Etten, Hendrik van [Jean Leurechon] (ca.1591–1670), supposed author; Oughtred, William (bap. 1575-1660)

Mathematicall recreations, or, a collection of many problemes, extracted out of the ancient and modern philosophers, as secrets and experiments in arithmetick, geometry, cosmographie, horologiographie, astronomie, navigation, musick, opticks, architecture, statick, mechanicks, chemistry, water-works, fire-works, &c. Not vulgarly manifest till now. Written first in Greeke and Latin, lately compi’ld in French, by Henry Van Etten, and now in English, with the examinations and augmentations of divers modern mathematicians. Whereunto is added the description and use of the general horologicall ring: and the double horizontall diall. Invented and written by William Oughtred.

London: Printed for William Leake, 1653


Octavo: 2 parts in one: 16.2 x 10.5 cm. [40], 284, [1], 285-6, [17] p. Collation: A8, *8, §4, B-R8, S4, T8, V4, X8 (note: unlike the 1633 edition, in this edition the engraved title and the leaf "On the Frontispice [sic]" are integral to the collation. See ESTC)
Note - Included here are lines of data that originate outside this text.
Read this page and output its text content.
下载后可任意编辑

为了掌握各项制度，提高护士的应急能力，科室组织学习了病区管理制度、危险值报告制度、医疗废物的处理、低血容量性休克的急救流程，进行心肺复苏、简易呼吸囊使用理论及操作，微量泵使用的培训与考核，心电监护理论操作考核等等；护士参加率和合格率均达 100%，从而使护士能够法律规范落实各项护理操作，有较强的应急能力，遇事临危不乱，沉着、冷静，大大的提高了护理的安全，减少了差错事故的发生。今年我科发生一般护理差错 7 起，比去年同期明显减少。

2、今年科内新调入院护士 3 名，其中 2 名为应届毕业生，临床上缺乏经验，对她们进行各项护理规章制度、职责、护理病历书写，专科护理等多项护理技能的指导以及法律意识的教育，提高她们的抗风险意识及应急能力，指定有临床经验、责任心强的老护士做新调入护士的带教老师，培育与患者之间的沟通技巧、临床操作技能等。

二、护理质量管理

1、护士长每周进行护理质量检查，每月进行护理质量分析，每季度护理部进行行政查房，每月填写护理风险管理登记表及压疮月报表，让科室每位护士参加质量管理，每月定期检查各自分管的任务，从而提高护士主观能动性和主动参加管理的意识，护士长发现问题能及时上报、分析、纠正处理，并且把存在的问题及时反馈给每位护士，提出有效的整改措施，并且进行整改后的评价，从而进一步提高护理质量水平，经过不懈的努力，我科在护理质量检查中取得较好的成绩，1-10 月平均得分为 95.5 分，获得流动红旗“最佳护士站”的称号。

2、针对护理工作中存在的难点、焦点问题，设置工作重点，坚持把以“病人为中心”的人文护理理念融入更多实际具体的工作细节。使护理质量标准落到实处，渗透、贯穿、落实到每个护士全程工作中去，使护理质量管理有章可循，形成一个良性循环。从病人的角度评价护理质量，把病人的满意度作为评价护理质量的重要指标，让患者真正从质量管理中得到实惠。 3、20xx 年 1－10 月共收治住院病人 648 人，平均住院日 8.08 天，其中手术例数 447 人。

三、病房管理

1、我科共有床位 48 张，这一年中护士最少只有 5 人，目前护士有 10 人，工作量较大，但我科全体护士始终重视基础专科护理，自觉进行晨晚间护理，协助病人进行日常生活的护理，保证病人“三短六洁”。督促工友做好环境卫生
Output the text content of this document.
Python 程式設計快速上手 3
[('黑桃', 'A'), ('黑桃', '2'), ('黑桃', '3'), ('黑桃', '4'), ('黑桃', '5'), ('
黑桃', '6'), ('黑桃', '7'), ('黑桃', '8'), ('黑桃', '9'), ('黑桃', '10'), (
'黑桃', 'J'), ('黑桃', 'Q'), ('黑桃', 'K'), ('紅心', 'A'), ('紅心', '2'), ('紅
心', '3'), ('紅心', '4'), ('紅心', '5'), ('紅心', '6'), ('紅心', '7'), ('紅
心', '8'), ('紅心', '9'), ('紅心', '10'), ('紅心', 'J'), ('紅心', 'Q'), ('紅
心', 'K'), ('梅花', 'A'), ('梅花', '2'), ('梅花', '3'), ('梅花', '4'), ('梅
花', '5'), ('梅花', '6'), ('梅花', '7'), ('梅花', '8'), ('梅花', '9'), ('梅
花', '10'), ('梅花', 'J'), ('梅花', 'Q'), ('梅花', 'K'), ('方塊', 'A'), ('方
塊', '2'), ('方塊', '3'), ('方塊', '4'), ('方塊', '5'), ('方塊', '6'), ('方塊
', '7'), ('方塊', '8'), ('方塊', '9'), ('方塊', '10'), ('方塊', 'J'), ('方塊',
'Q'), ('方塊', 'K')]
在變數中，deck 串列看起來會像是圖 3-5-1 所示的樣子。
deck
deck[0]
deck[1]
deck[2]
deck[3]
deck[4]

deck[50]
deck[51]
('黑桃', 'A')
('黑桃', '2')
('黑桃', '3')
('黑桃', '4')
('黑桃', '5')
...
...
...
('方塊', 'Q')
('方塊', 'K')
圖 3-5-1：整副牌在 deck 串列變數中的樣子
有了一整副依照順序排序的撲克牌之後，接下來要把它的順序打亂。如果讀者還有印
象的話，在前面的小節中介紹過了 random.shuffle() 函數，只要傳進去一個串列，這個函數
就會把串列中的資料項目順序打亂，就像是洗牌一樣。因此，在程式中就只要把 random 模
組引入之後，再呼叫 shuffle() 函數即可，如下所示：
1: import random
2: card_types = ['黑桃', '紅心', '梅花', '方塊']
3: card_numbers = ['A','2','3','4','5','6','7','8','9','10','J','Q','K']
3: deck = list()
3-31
SECOND EDITION IN ENGLISH, second issue. “A re-issue, with a cancel title page, of the other 1653 edition.”(ESTC)

Bound in modern calf. With an additional engraved title page (folded to avoid trimming) and a leaf bound opposite "On the Frontispiece and Booke". With 97 small engravings throughout the text. A very good copy with mild browning to the head of the title, tightly bound.

"This second English edition follows that of London 1633, with the addition (beginning on X1 recto) of "The Description and use of the double horizontal dyal, a work by William Oughtred" (1575-1660), first published in 1636. The prominence of Oughtred’s name on the title-page raised speculation that he might be the translator despite the fact that Oughtred’s name appeared nowhere in the 1633 London edition (see below). The ESTC now adds Francis Malthus, author of a work on fireworks, as a possible translator. According to ESTC this is the first issue of this edition, with "Greeke" and "compi’ld" in the title, and "Temple Gates" in the imprint.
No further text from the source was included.